Domani a Roma presentazione de “Il mese dei Gemelli”

20/06/2023. “La tavola è spoglia, i piatti strepitano in cucina, mamma li sta lavando. In mezzo al fracasso papà ogni tanto gira la pagina del giornale. Ági piagnucola, tira su il naso sopra le bambole. E mi pare di sentire correre l’elettricità nel filo dentro la parete, mi pare di sentire ronzare la luce nella lampadina. Mi concentro su questo. Mamma torna dalla cucina, guarda papà, si toglie il grembiule e comincia lo spostamento serale degli oggetti. Devo aiutare a preparare il letto. Piego la coperta a uncinetto che odora di polvere e con mamma distribuisco la biancheria da letto. Cambia l’aspetto della camera. Ági mi gironzola intorno ma non mi guarda neppure. Mostra di essere arrabbiata e aspetta la pacificazione. Andiamo a dormire senza una parola. Non facciamo la guerra dei cuscinetti e durante il lavaggio serale non ci spruzziamo d’acqua”.

Il brano che avete letto è tratto da Il mese dei Gemelli, l’unica opera in prosa di Miklós Radnóti. Tradotto in una decina di lingue (tra cui tedesco, francese e inglese), questo breve diario atipico, un piccolo capolavoro, è la storia della perdita dei genitori e del divenire poeta. In esso Radnóti sovrappone spazi temporali in un flusso di coscienza lirico e ironico e dà voce al senso di pericolo costante dovuto all’avvicinarsi della seconda guerra mondiale e al presentimento della propria morte. La sua sorte e la sua opera testimoniano la capacità di resistenza umana e artistica nei confronti di quella barbarie che è stata la Shoah. La sua voce rappresenta l’ultima, tragica protesta dell’arte vera anche nell’inferno dei campi di concentramento.

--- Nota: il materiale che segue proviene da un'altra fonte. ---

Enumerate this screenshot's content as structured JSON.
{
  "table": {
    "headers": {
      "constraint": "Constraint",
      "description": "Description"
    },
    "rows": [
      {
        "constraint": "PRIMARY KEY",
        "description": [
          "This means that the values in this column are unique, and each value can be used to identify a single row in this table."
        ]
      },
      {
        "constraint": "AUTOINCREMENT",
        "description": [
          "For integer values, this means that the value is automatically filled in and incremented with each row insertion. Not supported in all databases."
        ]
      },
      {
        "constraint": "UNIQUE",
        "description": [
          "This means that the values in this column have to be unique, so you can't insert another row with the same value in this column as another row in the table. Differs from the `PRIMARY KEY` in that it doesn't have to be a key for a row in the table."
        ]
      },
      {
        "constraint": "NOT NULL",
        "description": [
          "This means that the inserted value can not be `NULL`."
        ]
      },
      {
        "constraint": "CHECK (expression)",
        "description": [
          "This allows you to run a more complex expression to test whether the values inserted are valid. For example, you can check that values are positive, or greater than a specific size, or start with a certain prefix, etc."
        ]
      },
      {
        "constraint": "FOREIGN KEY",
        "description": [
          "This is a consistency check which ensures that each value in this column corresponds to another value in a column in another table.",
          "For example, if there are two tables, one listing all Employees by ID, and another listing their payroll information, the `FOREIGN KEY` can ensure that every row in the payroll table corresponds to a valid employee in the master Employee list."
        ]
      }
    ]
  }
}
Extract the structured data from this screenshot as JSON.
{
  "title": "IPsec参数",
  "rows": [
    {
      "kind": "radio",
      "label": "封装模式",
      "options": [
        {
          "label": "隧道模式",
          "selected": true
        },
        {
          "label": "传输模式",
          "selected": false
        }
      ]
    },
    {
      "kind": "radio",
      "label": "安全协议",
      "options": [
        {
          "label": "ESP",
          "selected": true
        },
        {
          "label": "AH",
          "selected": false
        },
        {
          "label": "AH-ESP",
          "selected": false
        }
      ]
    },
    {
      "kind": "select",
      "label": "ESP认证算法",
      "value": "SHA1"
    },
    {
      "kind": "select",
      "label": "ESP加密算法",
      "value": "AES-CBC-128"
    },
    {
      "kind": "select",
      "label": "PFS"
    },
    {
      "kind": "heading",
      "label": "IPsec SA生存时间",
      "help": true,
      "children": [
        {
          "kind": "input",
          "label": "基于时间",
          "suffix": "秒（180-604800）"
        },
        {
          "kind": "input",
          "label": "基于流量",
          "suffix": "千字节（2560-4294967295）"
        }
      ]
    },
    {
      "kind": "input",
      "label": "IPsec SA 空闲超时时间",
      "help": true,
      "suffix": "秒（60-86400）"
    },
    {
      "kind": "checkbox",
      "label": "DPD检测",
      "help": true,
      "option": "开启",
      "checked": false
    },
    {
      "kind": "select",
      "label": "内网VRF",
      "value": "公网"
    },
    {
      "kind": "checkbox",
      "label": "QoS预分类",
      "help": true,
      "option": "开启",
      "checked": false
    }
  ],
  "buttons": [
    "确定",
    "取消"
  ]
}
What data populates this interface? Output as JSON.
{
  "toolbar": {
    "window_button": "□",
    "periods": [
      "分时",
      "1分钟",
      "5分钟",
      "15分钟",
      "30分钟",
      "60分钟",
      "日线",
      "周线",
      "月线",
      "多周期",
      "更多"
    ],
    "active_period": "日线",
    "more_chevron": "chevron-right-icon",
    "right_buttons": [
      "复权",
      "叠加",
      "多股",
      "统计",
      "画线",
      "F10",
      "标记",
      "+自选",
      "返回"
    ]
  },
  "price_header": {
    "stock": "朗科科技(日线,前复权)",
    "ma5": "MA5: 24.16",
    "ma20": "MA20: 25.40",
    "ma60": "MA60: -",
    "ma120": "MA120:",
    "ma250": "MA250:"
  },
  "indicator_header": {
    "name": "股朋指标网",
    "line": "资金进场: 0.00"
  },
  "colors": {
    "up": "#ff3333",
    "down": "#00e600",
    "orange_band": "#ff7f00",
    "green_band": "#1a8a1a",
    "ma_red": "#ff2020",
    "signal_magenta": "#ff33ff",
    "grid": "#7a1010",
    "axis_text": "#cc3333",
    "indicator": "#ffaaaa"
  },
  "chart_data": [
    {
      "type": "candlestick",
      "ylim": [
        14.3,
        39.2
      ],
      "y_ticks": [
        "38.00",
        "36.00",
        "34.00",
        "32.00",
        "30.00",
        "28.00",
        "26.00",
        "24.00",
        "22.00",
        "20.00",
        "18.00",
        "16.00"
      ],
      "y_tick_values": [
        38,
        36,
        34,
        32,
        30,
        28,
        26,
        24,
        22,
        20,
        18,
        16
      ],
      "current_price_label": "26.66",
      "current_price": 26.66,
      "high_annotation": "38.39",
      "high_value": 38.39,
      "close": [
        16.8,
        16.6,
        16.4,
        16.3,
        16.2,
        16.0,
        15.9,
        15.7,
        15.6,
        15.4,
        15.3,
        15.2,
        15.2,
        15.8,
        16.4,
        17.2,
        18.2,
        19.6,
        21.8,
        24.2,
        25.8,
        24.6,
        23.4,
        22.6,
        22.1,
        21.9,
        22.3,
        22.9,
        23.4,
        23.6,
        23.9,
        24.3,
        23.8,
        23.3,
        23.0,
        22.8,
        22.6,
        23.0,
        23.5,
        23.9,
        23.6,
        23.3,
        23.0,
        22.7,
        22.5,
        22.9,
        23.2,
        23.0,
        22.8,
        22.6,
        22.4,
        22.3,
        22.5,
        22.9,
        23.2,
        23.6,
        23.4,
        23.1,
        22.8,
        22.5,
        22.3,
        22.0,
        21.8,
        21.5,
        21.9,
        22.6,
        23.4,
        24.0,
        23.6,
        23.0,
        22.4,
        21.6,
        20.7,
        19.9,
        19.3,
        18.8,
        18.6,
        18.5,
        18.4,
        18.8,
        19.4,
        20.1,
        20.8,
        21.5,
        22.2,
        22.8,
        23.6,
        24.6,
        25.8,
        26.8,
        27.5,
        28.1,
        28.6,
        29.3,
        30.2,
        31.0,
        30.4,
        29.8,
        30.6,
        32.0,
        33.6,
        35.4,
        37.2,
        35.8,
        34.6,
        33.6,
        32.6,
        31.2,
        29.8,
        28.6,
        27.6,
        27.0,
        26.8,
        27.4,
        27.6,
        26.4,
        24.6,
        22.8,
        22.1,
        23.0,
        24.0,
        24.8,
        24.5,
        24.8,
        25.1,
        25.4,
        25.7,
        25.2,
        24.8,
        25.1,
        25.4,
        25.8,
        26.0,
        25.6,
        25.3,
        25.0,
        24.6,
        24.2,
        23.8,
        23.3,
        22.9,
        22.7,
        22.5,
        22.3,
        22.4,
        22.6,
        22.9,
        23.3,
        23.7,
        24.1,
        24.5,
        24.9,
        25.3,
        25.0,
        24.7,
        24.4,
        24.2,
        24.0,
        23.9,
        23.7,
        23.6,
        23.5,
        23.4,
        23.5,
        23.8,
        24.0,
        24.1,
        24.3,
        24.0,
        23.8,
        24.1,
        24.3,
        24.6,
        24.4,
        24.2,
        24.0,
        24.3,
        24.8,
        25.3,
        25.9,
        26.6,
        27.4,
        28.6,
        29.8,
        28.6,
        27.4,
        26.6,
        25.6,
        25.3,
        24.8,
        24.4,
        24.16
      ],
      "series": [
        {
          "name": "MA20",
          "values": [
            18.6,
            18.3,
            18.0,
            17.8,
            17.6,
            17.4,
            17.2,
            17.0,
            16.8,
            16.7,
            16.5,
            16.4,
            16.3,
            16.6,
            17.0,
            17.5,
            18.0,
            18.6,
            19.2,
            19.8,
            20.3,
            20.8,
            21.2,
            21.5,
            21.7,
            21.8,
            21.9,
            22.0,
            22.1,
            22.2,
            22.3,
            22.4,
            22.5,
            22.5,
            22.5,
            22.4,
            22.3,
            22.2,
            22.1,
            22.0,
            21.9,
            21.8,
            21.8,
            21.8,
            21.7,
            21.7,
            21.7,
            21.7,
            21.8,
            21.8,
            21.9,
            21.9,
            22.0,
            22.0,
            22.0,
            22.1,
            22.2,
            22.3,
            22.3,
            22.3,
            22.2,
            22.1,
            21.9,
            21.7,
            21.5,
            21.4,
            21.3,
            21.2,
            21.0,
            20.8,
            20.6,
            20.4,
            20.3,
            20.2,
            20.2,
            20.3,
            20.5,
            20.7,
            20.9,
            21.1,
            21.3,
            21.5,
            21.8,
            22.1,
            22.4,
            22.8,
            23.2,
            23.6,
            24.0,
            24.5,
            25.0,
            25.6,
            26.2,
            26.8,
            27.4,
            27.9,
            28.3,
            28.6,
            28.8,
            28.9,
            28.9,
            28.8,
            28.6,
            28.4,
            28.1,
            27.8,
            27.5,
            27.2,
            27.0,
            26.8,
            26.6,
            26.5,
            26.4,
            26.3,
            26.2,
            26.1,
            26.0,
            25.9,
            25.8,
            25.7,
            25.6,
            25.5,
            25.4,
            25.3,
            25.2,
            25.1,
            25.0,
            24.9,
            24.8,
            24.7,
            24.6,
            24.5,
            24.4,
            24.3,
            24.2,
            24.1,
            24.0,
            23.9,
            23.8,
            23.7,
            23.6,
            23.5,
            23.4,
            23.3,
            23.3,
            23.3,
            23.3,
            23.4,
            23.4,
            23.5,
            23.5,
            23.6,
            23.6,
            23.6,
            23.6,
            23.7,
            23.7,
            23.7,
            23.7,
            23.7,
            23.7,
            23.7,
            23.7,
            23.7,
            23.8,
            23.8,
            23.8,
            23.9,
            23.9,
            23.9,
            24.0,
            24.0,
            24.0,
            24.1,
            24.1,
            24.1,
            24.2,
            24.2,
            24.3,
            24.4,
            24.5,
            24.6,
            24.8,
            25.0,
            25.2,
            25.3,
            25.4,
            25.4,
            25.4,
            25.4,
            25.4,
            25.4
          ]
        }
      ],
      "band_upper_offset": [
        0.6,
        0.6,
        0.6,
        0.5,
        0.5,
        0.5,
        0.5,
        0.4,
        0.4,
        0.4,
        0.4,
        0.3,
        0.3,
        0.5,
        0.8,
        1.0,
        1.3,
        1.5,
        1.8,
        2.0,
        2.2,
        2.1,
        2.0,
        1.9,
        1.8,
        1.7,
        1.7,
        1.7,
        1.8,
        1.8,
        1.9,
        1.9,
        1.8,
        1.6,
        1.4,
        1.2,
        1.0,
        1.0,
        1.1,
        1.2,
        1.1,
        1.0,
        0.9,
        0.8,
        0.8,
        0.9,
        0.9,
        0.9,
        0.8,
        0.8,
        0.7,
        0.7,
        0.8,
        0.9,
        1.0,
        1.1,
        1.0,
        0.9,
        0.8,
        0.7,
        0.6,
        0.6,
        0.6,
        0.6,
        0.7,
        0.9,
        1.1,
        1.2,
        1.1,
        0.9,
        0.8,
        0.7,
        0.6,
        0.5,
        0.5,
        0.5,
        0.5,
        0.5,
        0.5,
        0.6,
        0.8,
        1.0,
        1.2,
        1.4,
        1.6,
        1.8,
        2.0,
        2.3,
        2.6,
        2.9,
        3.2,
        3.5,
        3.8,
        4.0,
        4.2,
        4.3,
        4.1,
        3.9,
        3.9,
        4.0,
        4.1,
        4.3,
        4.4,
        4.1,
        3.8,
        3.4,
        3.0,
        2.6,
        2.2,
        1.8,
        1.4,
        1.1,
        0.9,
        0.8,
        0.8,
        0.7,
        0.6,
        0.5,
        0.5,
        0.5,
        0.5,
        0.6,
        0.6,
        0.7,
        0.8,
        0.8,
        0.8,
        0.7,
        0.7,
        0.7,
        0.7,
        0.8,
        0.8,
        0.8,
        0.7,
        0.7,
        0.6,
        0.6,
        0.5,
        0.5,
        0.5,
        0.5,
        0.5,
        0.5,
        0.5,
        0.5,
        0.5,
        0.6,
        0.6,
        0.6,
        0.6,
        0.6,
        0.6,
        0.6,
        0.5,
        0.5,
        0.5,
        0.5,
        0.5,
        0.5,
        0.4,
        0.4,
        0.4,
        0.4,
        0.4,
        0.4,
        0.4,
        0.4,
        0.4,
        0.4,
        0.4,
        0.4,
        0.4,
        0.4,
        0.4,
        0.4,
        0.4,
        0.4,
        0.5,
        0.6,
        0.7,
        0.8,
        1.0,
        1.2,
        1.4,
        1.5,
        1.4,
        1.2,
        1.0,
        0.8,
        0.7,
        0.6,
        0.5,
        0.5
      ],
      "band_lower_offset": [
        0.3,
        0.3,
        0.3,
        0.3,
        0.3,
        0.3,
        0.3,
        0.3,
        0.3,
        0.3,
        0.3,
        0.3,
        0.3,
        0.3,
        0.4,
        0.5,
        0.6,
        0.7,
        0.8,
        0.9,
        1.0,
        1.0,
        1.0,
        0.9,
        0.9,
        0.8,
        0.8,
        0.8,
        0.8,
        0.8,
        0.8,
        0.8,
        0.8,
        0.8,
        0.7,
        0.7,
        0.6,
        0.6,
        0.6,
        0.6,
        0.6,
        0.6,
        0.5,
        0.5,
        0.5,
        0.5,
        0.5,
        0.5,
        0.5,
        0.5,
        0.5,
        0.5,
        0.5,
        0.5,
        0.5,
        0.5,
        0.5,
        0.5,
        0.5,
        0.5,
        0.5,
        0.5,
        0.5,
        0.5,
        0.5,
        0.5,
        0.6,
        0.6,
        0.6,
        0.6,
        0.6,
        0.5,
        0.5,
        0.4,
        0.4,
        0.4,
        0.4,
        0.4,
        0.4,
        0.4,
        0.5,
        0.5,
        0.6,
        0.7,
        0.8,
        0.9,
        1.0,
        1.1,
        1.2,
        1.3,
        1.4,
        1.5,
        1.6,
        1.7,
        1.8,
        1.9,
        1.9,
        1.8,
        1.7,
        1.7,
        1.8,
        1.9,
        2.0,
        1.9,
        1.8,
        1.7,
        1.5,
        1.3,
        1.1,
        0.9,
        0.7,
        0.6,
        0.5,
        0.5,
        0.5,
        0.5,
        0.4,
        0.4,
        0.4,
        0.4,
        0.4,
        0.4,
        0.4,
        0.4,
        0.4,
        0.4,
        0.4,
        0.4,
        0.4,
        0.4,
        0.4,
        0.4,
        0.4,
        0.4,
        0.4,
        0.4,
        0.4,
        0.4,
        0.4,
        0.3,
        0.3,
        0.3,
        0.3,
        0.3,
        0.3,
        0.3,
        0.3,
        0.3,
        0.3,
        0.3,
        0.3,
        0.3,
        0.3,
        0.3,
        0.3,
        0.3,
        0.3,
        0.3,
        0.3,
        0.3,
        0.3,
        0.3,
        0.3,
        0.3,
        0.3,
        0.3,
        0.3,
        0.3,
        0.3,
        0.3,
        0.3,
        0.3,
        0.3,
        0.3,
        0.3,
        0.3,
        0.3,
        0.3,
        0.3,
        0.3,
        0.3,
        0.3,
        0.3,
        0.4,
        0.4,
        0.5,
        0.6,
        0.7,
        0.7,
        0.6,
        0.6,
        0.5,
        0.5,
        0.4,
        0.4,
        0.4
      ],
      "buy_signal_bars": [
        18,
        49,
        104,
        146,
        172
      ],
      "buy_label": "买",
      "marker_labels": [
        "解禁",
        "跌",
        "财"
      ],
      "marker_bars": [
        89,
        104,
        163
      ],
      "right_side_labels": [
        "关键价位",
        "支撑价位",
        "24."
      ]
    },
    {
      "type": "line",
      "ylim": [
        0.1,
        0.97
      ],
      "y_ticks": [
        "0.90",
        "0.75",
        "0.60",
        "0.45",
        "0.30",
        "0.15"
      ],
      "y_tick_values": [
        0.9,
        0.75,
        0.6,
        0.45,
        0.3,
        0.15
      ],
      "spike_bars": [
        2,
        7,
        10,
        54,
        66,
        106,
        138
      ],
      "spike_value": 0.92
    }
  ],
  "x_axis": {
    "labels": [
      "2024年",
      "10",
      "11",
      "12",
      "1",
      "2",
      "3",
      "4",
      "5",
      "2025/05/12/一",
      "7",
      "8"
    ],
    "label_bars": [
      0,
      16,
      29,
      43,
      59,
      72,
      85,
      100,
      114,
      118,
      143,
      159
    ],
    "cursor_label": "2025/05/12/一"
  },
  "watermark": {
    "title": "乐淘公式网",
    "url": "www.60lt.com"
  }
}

Arricchiscono il volume un’introduzione sull’autore e sulle sue opere e una selezione di poesie di Radnóti tradotte da Marinka Dallos e Gianni Toti, fra i primi ad aver fatto conoscere il poeta al pubblico italiano.

Segnaliamo che Il mese dei Gemelli sarà presentato nell’ambito di Roma, a portrait. Festival delle Accademie e degli Istituti di Cultura stranierimercoledì 21 giugno, alle ore 18.00 presso la libreria del Palazzo delle Esposizioni di Roma, in un evento organizzato dall’Accademia d’Ungheria in Roma. Il libro sarà presentato dalla traduttrice e scrittrice Andrea Rényi, che ha curato la traduzione e l’introduzione anche di questo volume, e da Valerio Rosa, giornalista del quotidiano svizzero LaRegione e corrispondente della Radio Svizzera.